Sobrescrito remetido da Canhoca (03.05.36) para Boston, com
trânsito por Luanda (05.05.36). Foi franquiada com 35c, correspondente ao
primeiro porte de impressos (peso até 50g) remetidos para o estrangeiro
(Decreto nº 23.455 de 12.01.1934 do Ministério das Colónias)
Não se
conseguiu encontrar o diploma que criou a estação postal da Canhoca, porém
podemos afirmar que o aparecimento desta estação postal está intimamente
relacionada com a chegada da linha ferroviária do então Caminho de Ferro do
Ambaca à região. De tal forma estavam interligados que em 26 de Abril de 1918,
pela Portaria n.º 105 o Governo-Geral entrega a chefia da estação ao chefe da
estação do ramal ferroviário do Golungo Alto.
Canhoca começou por ser
uma estação ferroviária ao Km 287 do então Caminho de Ferro do Ambaca, depois
denominado Caminho de Ferro de Luanda quando da passagem da sua posse para o
Governo, pelo Decreto n.º 4600 de 13.07.1918, promulgado pelo então Presidente
da República Sidónio Pais. Com as alterações que entretanto foram sendo
introduzidas no traçado inicial, a distância de Luanda a Canhoca acabou por
ficar reduzida a 209 kms.
Apenas em 14 de Setembro de 1955
pela Portaria n.º 9061 foi elevada ao estatuto de povoação comercial de 4.ª
categoria, passando a pertencer ao Concelho do Casengo.
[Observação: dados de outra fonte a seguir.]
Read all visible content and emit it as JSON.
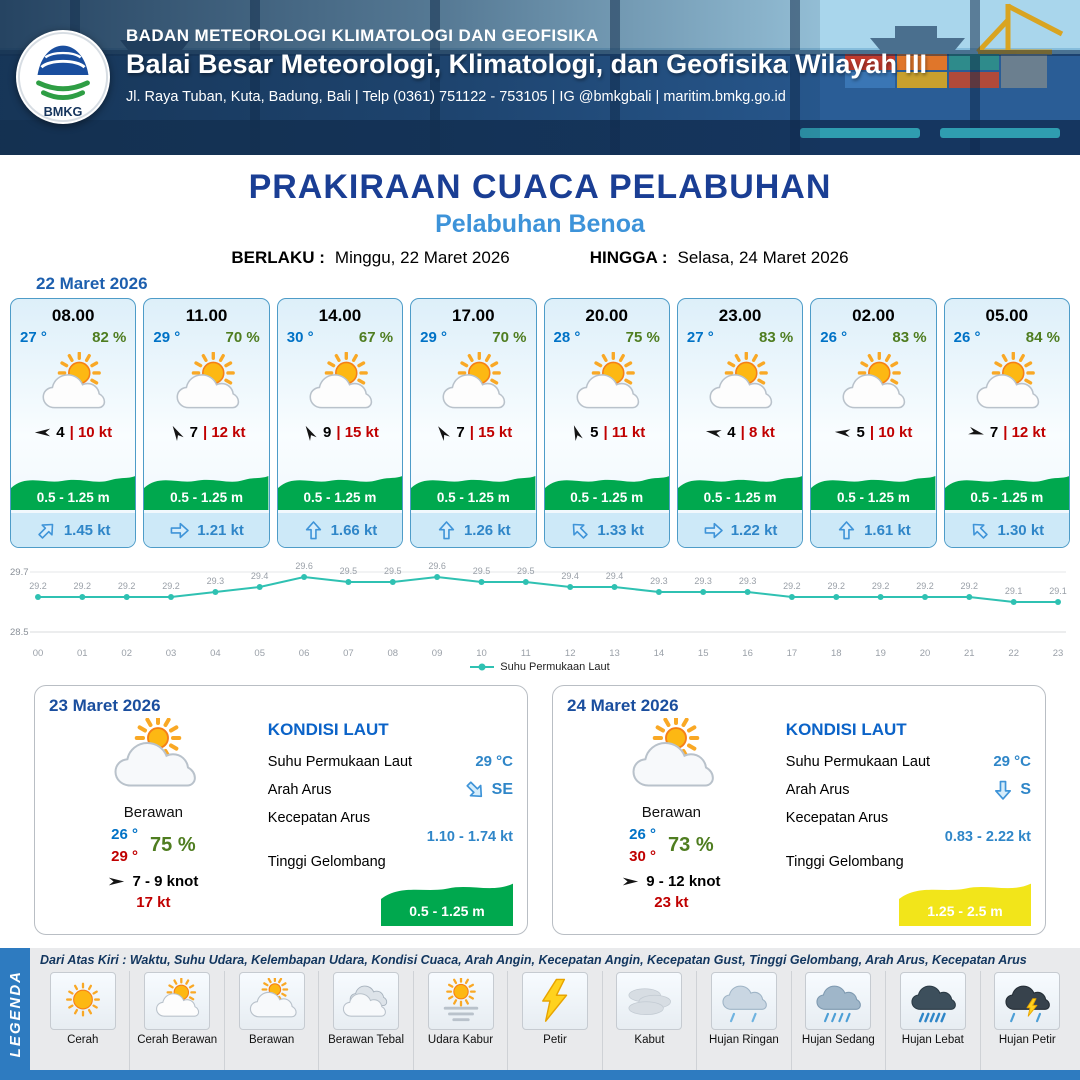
{
  "colors": {
    "header_navy": "#1C4070",
    "title_blue": "#1A3E94",
    "port_blue": "#3D93D9",
    "temp_blue": "#0072C6",
    "humidity_green": "#4F7D20",
    "gust_red": "#C00000",
    "wave_green": "#00A84E",
    "wave_yellow": "#F2E51A",
    "current_blue": "#2F86C8",
    "chart_teal": "#2FC1B2",
    "legend_blue": "#2E7BC0"
  },
  "header": {
    "logo_text": "BMKG",
    "line1": "BADAN METEOROLOGI KLIMATOLOGI DAN GEOFISIKA",
    "line2": "Balai Besar Meteorologi, Klimatologi, dan Geofisika Wilayah III",
    "line3": "Jl. Raya Tuban, Kuta, Badung, Bali | Telp (0361) 751122 - 753105 | IG @bmkgbali | maritim.bmkg.go.id"
  },
  "title": {
    "main": "PRAKIRAAN CUACA PELABUHAN",
    "sub": "Pelabuhan Benoa",
    "berlaku_label": "BERLAKU :",
    "berlaku_value": "Minggu, 22 Maret 2026",
    "hingga_label": "HINGGA :",
    "hingga_value": "Selasa, 24 Maret 2026"
  },
  "icons": {
    "wind": "wind-arrow",
    "current": "current-arrow"
  },
  "hourly": {
    "date": "22 Maret 2026",
    "cards": [
      {
        "time": "08.00",
        "temp": "27 °",
        "rh": "82 %",
        "icon": "cerah-berawan",
        "wind_dir_deg": 180,
        "wind_speed": "4",
        "gust": "| 10 kt",
        "wave": "0.5 - 1.25 m",
        "current_dir_deg": -45,
        "current_speed": "1.45 kt"
      },
      {
        "time": "11.00",
        "temp": "29 °",
        "rh": "70 %",
        "icon": "cerah-berawan",
        "wind_dir_deg": 240,
        "wind_speed": "7",
        "gust": "| 12 kt",
        "wave": "0.5 - 1.25 m",
        "current_dir_deg": 0,
        "current_speed": "1.21 kt"
      },
      {
        "time": "14.00",
        "temp": "30 °",
        "rh": "67 %",
        "icon": "cerah-berawan",
        "wind_dir_deg": 240,
        "wind_speed": "9",
        "gust": "| 15 kt",
        "wave": "0.5 - 1.25 m",
        "current_dir_deg": -90,
        "current_speed": "1.66 kt"
      },
      {
        "time": "17.00",
        "temp": "29 °",
        "rh": "70 %",
        "icon": "cerah-berawan",
        "wind_dir_deg": 235,
        "wind_speed": "7",
        "gust": "| 15 kt",
        "wave": "0.5 - 1.25 m",
        "current_dir_deg": -90,
        "current_speed": "1.26 kt"
      },
      {
        "time": "20.00",
        "temp": "28 °",
        "rh": "75 %",
        "icon": "cerah-berawan",
        "wind_dir_deg": 250,
        "wind_speed": "5",
        "gust": "| 11 kt",
        "wave": "0.5 - 1.25 m",
        "current_dir_deg": -135,
        "current_speed": "1.33 kt"
      },
      {
        "time": "23.00",
        "temp": "27 °",
        "rh": "83 %",
        "icon": "cerah-berawan",
        "wind_dir_deg": 190,
        "wind_speed": "4",
        "gust": "| 8 kt",
        "wave": "0.5 - 1.25 m",
        "current_dir_deg": 0,
        "current_speed": "1.22 kt"
      },
      {
        "time": "02.00",
        "temp": "26 °",
        "rh": "83 %",
        "icon": "cerah-berawan",
        "wind_dir_deg": 185,
        "wind_speed": "5",
        "gust": "| 10 kt",
        "wave": "0.5 - 1.25 m",
        "current_dir_deg": -90,
        "current_speed": "1.61 kt"
      },
      {
        "time": "05.00",
        "temp": "26 °",
        "rh": "84 %",
        "icon": "cerah-berawan",
        "wind_dir_deg": 15,
        "wind_speed": "7",
        "gust": "| 12 kt",
        "wave": "0.5 - 1.25 m",
        "current_dir_deg": -135,
        "current_speed": "1.30 kt"
      }
    ]
  },
  "chart_data": {
    "type": "line",
    "series_name": "Suhu Permukaan Laut",
    "x": [
      "00",
      "01",
      "02",
      "03",
      "04",
      "05",
      "06",
      "07",
      "08",
      "09",
      "10",
      "11",
      "12",
      "13",
      "14",
      "15",
      "16",
      "17",
      "18",
      "19",
      "20",
      "21",
      "22",
      "23"
    ],
    "values": [
      29.2,
      29.2,
      29.2,
      29.2,
      29.3,
      29.4,
      29.6,
      29.5,
      29.5,
      29.6,
      29.5,
      29.5,
      29.4,
      29.4,
      29.3,
      29.3,
      29.3,
      29.2,
      29.2,
      29.2,
      29.2,
      29.2,
      29.1,
      29.1
    ],
    "ylim": [
      28.5,
      29.7
    ],
    "line_color": "#2FC1B2",
    "grid": true,
    "legend_position": "bottom"
  },
  "daily": {
    "cards": [
      {
        "date": "23 Maret 2026",
        "icon": "berawan",
        "condition": "Berawan",
        "temp_min": "26 °",
        "temp_max": "29 °",
        "rh": "75 %",
        "wind_dir_deg": 0,
        "wind_range": "7 - 9 knot",
        "gust": "17 kt",
        "sea": {
          "title": "KONDISI LAUT",
          "sst_label": "Suhu Permukaan Laut",
          "sst": "29 °C",
          "dir_label": "Arah Arus",
          "dir": "SE",
          "dir_deg": 45,
          "speed_label": "Kecepatan Arus",
          "speed": "1.10 - 1.74 kt",
          "wave_label": "Tinggi Gelombang",
          "wave": "0.5 - 1.25 m",
          "wave_fill": "#00A84E"
        }
      },
      {
        "date": "24 Maret 2026",
        "icon": "berawan",
        "condition": "Berawan",
        "temp_min": "26 °",
        "temp_max": "30 °",
        "rh": "73 %",
        "wind_dir_deg": 0,
        "wind_range": "9 - 12 knot",
        "gust": "23 kt",
        "sea": {
          "title": "KONDISI LAUT",
          "sst_label": "Suhu Permukaan Laut",
          "sst": "29 °C",
          "dir_label": "Arah Arus",
          "dir": "S",
          "dir_deg": 90,
          "speed_label": "Kecepatan Arus",
          "speed": "0.83 - 2.22 kt",
          "wave_label": "Tinggi Gelombang",
          "wave": "1.25 - 2.5 m",
          "wave_fill": "#F2E51A"
        }
      }
    ]
  },
  "legend": {
    "label": "LEGENDA",
    "description": "Dari Atas Kiri : Waktu, Suhu Udara, Kelembapan Udara, Kondisi Cuaca, Arah Angin, Kecepatan Angin, Kecepatan Gust, Tinggi Gelombang, Arah Arus, Kecepatan Arus",
    "items": [
      {
        "icon": "cerah",
        "label": "Cerah"
      },
      {
        "icon": "cerah-berawan",
        "label": "Cerah Berawan"
      },
      {
        "icon": "berawan",
        "label": "Berawan"
      },
      {
        "icon": "berawan-tebal",
        "label": "Berawan Tebal"
      },
      {
        "icon": "udara-kabur",
        "label": "Udara Kabur"
      },
      {
        "icon": "petir",
        "label": "Petir"
      },
      {
        "icon": "kabut",
        "label": "Kabut"
      },
      {
        "icon": "hujan-ringan",
        "label": "Hujan Ringan"
      },
      {
        "icon": "hujan-sedang",
        "label": "Hujan Sedang"
      },
      {
        "icon": "hujan-lebat",
        "label": "Hujan Lebat"
      },
      {
        "icon": "hujan-petir",
        "label": "Hujan Petir"
      }
    ]
  }
}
Em 1959, para além de
um pequeno aglomerado habitacional, existiam somente na sua área uma casa
comercial e uma fazenda agrícola importante.
A sua importância advinha
da posição geo-estratégica que ocupava, pois era o entroncamento da ramal
ferroviário do Golungo Alto com a linha principal do Caminho de Ferro de
Luanda. Era uma das mais importantes estações da linha pela sua situação ao
centro das grandes plantações de café, principalmente as das feitorias de
Cavunge, Palmira, Águas Doces e Gratidão.
O único restaurante
estava situado na estação ferroviária, porém as movimentações de mercadorias
expedidas e recebidas eram importantes, e na sua maioria destinadas ou oriundas
das regiões limítrofes.
Os trabalhos de
construção da linha ferroviária iniciaram-se em 31 de Outubro de 1886, data
escolhida por ser o aniversário natalício de D. Luís I. Foram os primeiros
carris que “morderam” as terras escaldantes de Angola. Exactamente dois anos
depois do lançamento da primeira pedra é inaugurado o primeiro troço que levava
os comboios de Luanda à Funda numa distância de 45 kms. Em 1889, treze anos
depois a extensão da linha ferroviária estendia-se por 364 kms até à ponte do
rio Lucala. Porém só em 7 de Setembro de 1909 é que a linha chega a Malanje.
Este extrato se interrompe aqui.